The one Democrat-targeted seat where there wasn’t any suspense on primary night was the 5th District, where Democrat Leslie Cockburn won the nomination at a Democratic convention and Republican party leaders picked Denver Riggleman to run when the incumbent, U.S. Rep. Tom Garrett, pulled out in May after disclosing his alcoholism.
Cockburn, from Rappahannock County, is a former network television producer and correspondent who has raised $715,000 for the race. Riggleman, who owns a distillery near Charlottesville and made an unsuccessful bid for governor in 2017, will start the race in a significant financial hole.

Corey Stewart

Tim Kaine
In the Senate race, polls have shown Kaine with a substantial lead over Stewart, in a state where Republicans haven’t won a Senate election in 10 years. Kaine, a former Richmond mayor and two-term governor seeking his second term, is not considered a top-tier GOP target this year.

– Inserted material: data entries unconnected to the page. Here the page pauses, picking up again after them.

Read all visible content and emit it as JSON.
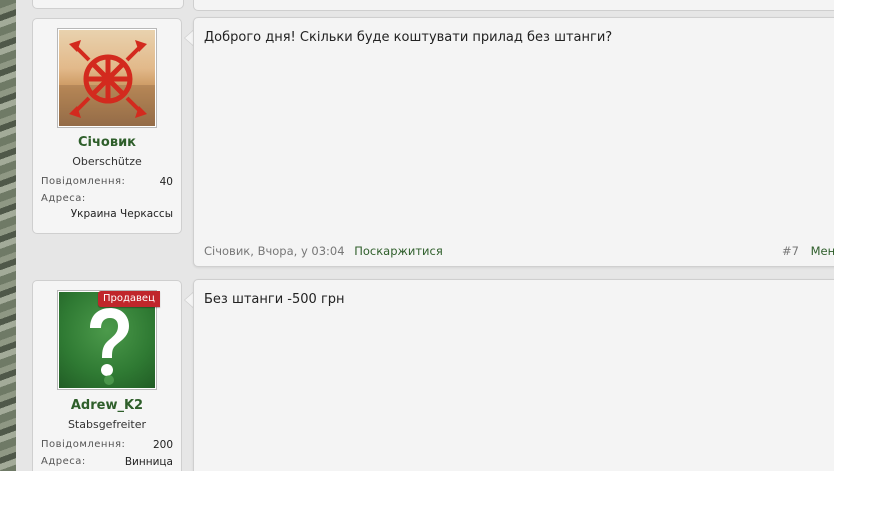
{
  "posts": [
    {
      "author": "Січовик",
      "user_title": "Oberschütze",
      "stats": [
        {
          "label": "Повідомлення:",
          "value": "40"
        },
        {
          "label": "Адреса:",
          "value": ""
        },
        {
          "label": "",
          "value": "Украина Черкассы"
        }
      ],
      "content": "Доброго дня! Скільки буде коштувати прилад без штанги?",
      "footer_author_time": "Січовик, Вчора, у 03:04",
      "report_label": "Поскаржитися",
      "post_number": "#7",
      "menu_label": "Мені"
    },
    {
      "author": "Adrew_K2",
      "user_title": "Stabsgefreiter",
      "badge": "Продавец",
      "stats": [
        {
          "label": "Повідомлення:",
          "value": "200"
        },
        {
          "label": "Адреса:",
          "value": "Винница"
        }
      ],
      "content": "Без штанги -500 грн"
    }
  ],
  "colors": {
    "username": "#2e5e2a",
    "badge": "#c0262b",
    "background": "#e6e6e6"
  },
  "icons": {
    "avatar1": "kolovrat-symbol",
    "avatar2": "question-mark"
  }
}
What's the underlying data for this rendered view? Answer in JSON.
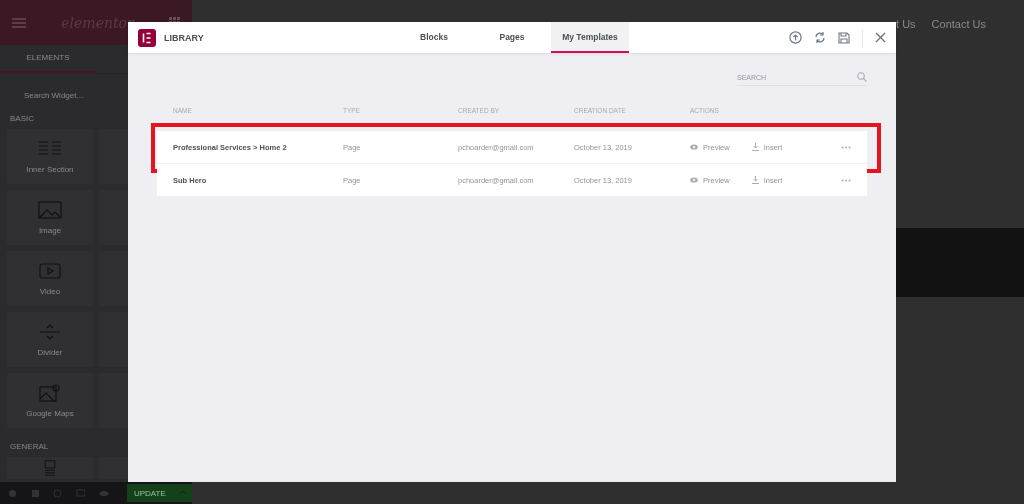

Stewart was Trump’s Virginia campaign co-chair in 2016 until late in the campaign, when he was fired after leading a protest in front of Republican National Committee headquarters in Washington.
The incident happened shortly after the Access Hollywood videotape surfaced of Trump bragging about groping women. Stewart, upset about reports that GOP leaders might distance themselves from Trump, organized the protest, saying he wanted to start a “rebellion against GOP establishment pukes who betrayed Trump.”
Stewart nearly won the GOP nomination for governor in 2017 after a campaign in which the Minnesota native championed the preservation of Confederate monuments. In announcing his Senate bid, Stewart vowed to “run the most vicious, ruthless campaign” against Kaine, the 2016 Democratic nominee for vice president.
During the primary, Freitas had criticized Stewart for making an appearance alongside one of the organizers of last-year’s neo-Nazi rally in Charlottesville, calling on voters to reject Stewart’s “dog-whistling of white supremacists, anti-Semites and racists.”
Stewart responded by calling Freitas an “establishment Republican” using “leftist tactics of CNN.”
After Stewart’s win, Virginia’s former Republican lieutenant governor unleashed a blistering tweet: “This is clearly not the Republican Party I once knew, loved and proudly served. Every time I think things can’t get worse they do, and there is no end in sight.”